You can find the outputs in the blog's repository. In summary, almost all the responses were the same, apart from the locally running llama, which only returned a spec with an endpoint to return all books. Providing a follow-up prompt to add all "CRUD operations" fixed that.
Almost in every case highlighted in this post, the AI has done a reasonable job of creating a technically functioning specification, with varying degrees of conformity to a hypothetical style guide or set of best practices. However, none allowed you to specify a style guide, or at least, they didn't allow you to specify them in a standard, codified way. You had to spell every requirement out in human language. This is fine, but tedious and not how most modern development teams work, especially when tools and standards for defining API already exist.
This is where the EkLine docs reviewer steps in. You can define a style guide, and the AI behind the EkLine reviewer incorporates it when you're working with spec files in EkLine tools. Even better, it goes beyond API specification style guides, and when working with values in longer text fields such as description, it also takes into account your broader English language style guides, too, bringing cohesive writing across even more touchpoints with users and customers.
Take for example:
…
paths:
/books:
get:
summary: Get a list of books
responses:
'200':
description: A list of books
content:
application/json:
schema:
type: array
items:
$ref: '#/components/schemas/Book'
…
Docs reviewer uses an API style guide, defined with Vacuum in this case, and suggests you specify `maxItems` based on that style guide. It also suggests a better value for `description` based on the API style guide and the language style configuration in the EkLine dashboard.
For example:
Retrieve book details using the ISBN. Requires a valid ISBN as a path parameter. Returns book information in JSON format if found, or a 404 error if the book is not available.
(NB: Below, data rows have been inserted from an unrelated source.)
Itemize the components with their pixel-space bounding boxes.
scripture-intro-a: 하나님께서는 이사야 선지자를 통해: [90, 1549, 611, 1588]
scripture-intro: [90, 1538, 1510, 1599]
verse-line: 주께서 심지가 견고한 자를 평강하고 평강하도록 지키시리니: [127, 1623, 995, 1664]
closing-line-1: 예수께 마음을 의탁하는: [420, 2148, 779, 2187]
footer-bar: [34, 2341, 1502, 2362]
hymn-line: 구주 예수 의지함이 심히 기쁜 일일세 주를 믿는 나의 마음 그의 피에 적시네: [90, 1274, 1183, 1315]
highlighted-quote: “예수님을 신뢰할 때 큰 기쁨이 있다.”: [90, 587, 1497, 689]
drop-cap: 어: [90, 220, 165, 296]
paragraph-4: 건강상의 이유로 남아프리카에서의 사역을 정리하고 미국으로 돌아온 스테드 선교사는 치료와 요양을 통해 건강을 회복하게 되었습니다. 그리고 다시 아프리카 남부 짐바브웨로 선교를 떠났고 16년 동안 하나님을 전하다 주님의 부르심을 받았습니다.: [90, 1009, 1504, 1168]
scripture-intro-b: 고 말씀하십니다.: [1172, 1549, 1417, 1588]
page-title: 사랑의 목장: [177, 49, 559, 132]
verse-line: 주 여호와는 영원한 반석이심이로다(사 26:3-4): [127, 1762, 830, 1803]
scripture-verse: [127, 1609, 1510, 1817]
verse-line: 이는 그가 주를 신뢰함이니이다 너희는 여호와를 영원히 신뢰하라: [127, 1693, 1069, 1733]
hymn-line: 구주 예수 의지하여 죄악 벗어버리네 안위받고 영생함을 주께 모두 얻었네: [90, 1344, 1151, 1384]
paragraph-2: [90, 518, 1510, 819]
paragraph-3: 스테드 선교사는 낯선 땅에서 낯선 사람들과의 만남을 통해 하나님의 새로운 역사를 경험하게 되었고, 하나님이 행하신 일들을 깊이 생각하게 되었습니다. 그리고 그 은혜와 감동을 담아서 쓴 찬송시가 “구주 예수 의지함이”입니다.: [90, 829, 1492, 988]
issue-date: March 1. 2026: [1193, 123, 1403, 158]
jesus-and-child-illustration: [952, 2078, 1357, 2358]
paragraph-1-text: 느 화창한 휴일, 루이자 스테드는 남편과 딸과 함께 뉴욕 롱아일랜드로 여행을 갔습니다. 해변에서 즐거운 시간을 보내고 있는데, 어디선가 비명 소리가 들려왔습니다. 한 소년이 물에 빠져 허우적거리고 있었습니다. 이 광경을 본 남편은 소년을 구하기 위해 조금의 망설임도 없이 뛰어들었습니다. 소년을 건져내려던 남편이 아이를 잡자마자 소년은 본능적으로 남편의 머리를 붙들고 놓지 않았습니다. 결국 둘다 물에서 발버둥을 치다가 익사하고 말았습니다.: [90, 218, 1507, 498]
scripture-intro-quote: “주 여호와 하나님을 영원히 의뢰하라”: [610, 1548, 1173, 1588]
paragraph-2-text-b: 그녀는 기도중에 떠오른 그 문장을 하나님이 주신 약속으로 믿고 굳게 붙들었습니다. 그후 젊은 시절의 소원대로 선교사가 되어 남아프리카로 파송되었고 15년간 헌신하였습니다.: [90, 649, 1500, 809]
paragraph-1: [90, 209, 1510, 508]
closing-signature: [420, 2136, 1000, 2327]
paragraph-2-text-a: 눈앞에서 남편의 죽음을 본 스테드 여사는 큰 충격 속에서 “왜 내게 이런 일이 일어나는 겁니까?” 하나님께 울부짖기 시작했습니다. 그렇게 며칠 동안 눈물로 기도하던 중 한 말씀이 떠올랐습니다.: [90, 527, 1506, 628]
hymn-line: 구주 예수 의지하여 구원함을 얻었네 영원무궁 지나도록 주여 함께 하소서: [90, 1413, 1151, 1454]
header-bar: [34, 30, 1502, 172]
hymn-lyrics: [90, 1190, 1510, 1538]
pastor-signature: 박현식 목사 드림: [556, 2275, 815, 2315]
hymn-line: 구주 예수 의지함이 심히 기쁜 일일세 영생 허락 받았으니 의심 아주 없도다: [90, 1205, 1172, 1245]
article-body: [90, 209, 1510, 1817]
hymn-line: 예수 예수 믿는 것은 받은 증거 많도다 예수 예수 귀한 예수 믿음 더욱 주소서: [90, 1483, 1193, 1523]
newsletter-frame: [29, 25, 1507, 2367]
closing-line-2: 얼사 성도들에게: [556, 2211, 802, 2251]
If you try any of the prompts above, you may not get the same results as me. This is the first problem I found. None of the models gives consistent answers to the same prompt, which is somewhere between a problem and an annoyance. Whether this is due to model or tooling updates, or the general inconsistency of models, who knows, but your mileage will definitely vary. Tools like EkLine that actually factor in API and English style guide rules in combination with generative AI tools can help tame the powerful but unpredictable into something consistent, making AI reliable and predictable. Just the way APIs are supposed to be.